De même, avant d’entamer l’écriture de son roman somme À la recherche du temps perdu, Marcel Proust s’était engagé publiquement dans l’affaire Dreyfus et avait rejoint les rangs des intellectuels favorables à la révision du procès d’Alfred Dreyfus. En 1895, un an après que l'officier juif a été reconnu coupable d’espionnage au profit de l’Allemagne, Proust entame la rédaction d'un roman qui ne sera pas achevé, Jean Santeuil. Dans une France minée par les idées antisémites, clivée jusqu’au sein des foyers par ce qui est devenu "l’Affaire", Marcel Proust travaille à comprendre comment établir la vérité par rapport au mensonge et chronique les rebondissements de "l’Affaire".

"Proust a une approche de l'affaire Dreyfus quasiment philosophique avec la question de la vérité, explique Luc Fraisse. Les revues dans lesquelles il commence à se faire connaître (Le Banquet, la Revue blanche) sont des milieux dreyfusard. Il y a un terreau qui mène Proust à s'engager à partir de 1898, avec la cascade d'événements comme le "J'accuse" de Zola dans L'Aurore*, l'acquittement d'Esterhazy (le réel coupable) sous les acclamations, l'emprisonnement du lieutenant-colonel Picquart".

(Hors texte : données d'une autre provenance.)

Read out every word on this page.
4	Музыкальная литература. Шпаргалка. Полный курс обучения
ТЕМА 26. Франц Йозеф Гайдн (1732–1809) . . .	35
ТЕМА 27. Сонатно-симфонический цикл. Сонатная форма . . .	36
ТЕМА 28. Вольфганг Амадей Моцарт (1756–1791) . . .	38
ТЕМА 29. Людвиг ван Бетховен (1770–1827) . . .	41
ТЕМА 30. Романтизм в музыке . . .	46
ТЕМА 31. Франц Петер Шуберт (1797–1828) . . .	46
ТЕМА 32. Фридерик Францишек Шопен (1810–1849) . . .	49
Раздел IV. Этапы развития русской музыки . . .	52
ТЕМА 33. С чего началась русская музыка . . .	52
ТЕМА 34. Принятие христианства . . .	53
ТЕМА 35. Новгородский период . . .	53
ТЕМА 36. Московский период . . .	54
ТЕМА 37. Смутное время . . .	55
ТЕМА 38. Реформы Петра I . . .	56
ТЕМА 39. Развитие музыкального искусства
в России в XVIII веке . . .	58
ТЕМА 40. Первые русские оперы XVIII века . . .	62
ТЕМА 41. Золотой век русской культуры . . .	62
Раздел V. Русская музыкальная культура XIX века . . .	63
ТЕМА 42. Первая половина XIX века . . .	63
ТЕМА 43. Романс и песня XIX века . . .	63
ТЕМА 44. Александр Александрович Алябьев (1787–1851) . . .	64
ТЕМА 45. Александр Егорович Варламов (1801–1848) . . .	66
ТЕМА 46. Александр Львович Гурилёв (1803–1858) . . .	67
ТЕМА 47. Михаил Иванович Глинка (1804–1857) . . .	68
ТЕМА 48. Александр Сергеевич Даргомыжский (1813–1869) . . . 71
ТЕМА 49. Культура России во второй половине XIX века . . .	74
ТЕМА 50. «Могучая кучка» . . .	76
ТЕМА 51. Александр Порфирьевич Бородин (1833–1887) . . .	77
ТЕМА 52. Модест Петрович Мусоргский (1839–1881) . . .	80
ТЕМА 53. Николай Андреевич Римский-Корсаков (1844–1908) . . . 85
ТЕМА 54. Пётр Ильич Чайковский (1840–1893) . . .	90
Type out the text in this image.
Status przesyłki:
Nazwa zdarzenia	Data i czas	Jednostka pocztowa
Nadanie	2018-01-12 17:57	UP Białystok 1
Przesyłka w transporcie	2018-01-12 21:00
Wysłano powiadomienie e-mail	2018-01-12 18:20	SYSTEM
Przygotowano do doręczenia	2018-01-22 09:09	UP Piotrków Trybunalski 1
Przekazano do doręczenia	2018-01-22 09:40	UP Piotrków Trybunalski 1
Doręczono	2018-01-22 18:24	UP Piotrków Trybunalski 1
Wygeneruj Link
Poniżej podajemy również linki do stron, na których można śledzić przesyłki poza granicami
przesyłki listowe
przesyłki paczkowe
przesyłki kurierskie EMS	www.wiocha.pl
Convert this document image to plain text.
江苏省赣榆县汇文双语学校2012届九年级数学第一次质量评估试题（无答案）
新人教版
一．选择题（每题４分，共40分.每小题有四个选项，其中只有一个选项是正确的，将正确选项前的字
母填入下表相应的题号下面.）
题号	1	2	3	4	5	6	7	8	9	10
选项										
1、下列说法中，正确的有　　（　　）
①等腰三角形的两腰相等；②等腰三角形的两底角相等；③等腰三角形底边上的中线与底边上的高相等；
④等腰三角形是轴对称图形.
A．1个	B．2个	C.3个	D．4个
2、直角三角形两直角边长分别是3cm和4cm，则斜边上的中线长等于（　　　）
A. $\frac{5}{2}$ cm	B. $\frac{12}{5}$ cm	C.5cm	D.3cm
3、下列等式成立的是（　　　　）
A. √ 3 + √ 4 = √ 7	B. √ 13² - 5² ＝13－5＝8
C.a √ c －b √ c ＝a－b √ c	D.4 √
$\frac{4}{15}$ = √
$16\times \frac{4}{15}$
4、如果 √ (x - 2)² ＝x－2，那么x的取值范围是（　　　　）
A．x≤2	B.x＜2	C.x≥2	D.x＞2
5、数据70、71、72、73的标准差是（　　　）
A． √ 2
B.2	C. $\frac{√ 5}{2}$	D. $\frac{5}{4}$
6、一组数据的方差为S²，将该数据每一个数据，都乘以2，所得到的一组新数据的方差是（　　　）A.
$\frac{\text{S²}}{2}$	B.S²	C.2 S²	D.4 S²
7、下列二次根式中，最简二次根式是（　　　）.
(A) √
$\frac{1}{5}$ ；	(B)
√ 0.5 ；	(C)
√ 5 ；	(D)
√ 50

Mêler les visions politiques

Après avoir écrit des pages politiques "sur le vif" dans Jean Santeuil, Proust diffracte les conceptions politiques dans À la recherche du temps perdu. "Il est extrêmement difficile de retrouver la voix de Proust puisque le politique est envisagé de façon multifocale, multiple perspectiviste, à travers les voix et les yeux de l'ensemble des personnages de la Recherche", remarque Anne Simon, directrice de recherche au CNRS.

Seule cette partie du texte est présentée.